Cette marche Nord/Ouest de la Chine a une histoire mouvementée : c’est une zone d’instabilité, de conflits et de rivalités depuis deux millénaires au moins. Vous m’excuserez d’être un peu long mais vu l’âpreté des débats en cours ici sur mon blog en particulier, la question mérite d’être analysée systématiquement et consciencieusement.

— A l’époque de l’Empire Han (autour du début de notre ère), cette zone est contrôlée par des pasteurs nomades dont le territoire d’usage s’étend de la Mongolie au Pamir : les Xiongnu. Ils harcèlent les frontières Nord de la Chine. Le premier projet de Grande Muraille visait à les contenir.

— Au Ve siècle cet immense territoire tombe au pouvoir d’une confédération : celle des Tujue ou Turcs (nom donné à l’ensemble des peuples parlant une langue altaïque). A la fin du Vie siècle, cet Empire tujue se scinde en 2 : Turcs de l’Est dont le centre est en Mongolie et Turcs de l’Ouest qui contrôlent le Tarim. La Chine va profiter de cette division.

— En 618 c’est une famille à demi turque qui accède au trône impérial en Chine. Elle fonde la Dynastie des Tang. L’Empereur Taizong (627-650) va remporter contre les 2 Empires turcs des victoires qui lui permettent de reprendre le contrôle du Tarim. La mainmise sur cet axe de l’Asie Centrale joue un rôle capital dans les échanges de la Route de la Soie terrestre. Les succès de Taizong doivent beaucoup à l’aide apportée par une grande tribu turque les Ouigours qui devient une alliée précieuse pour les Tang dans cette zone et étend alors son contrôle jusqu’à l’actuel Gansu (Dunhuang, Turfan).

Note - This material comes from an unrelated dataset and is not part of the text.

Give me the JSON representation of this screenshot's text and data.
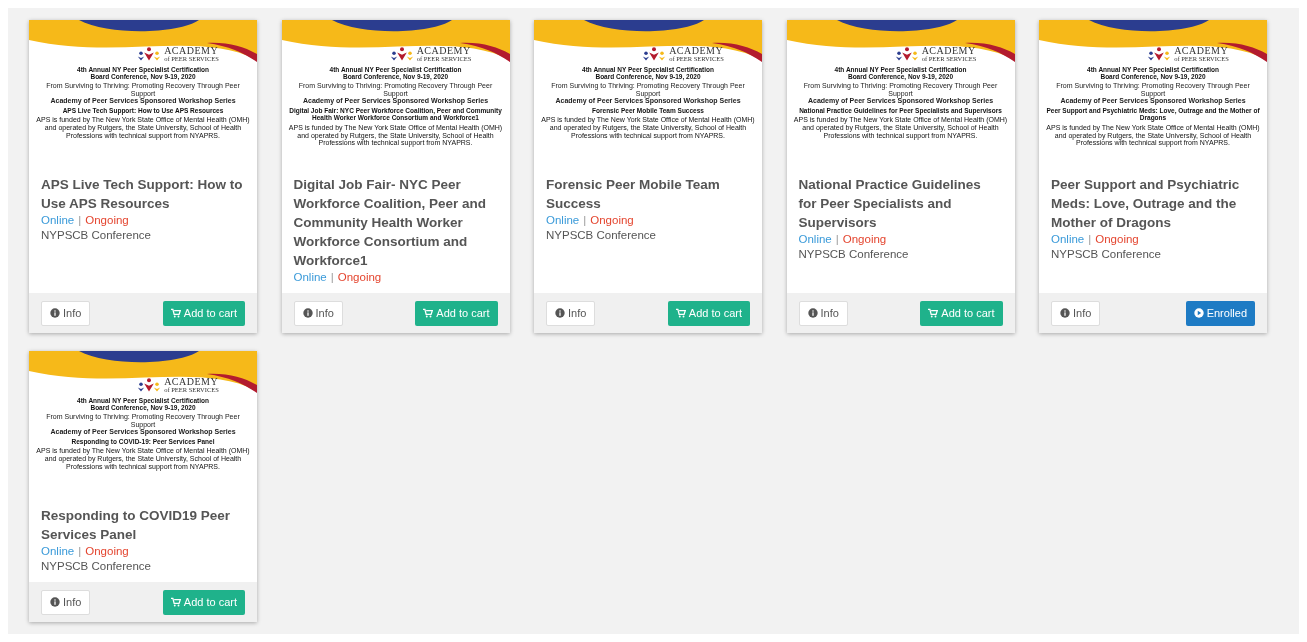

— Au cours du VIIIe siècle, les Tang à leur apogée vont pourtant perdre peu à peu de leur superbe : l’Empire est menacé par de très hardies incursions tibétaines et surtout par l’expansion arabe. Les Arabes arrêtent la contre-offensive chinoise en battant l’armée Tang à la bataille de la rivière Talas (au Nord du Fergana) en 751 (moins de 20 ans après celle de Poitiers). La Chine doit renoncer à ses ambitions sur les pays situés en-deçà et au-delà des Pamirs.

— Les Ouïghours partagent la vaste zone dont la Chine vient d’être dépossédée avec 2 autres populations (toujours présentes, mais minoritaires de nos jours au Xinjiang, les Kirghiz et les Kazakh). Ces 3 groupes de population se sont convertis à l’islam dont ils adoptent religion et coutumes. Passés momentanément au XIVe siècle sous la domination ouzbek de Tamerlan, les Ouïghours ont développé une civilisation islamique brillante qui reste tournée vers l’Asie Centrale. Ce qui ne les empêche pas d’avoir une politique offensive de conquête en direction de territoires traditionnellement reconnus chinois et de couver des ambitions d’extension (y compris sur le Tibet) qui froissent gravement le pouvoir impérial mandchou des Qing (1644-1911).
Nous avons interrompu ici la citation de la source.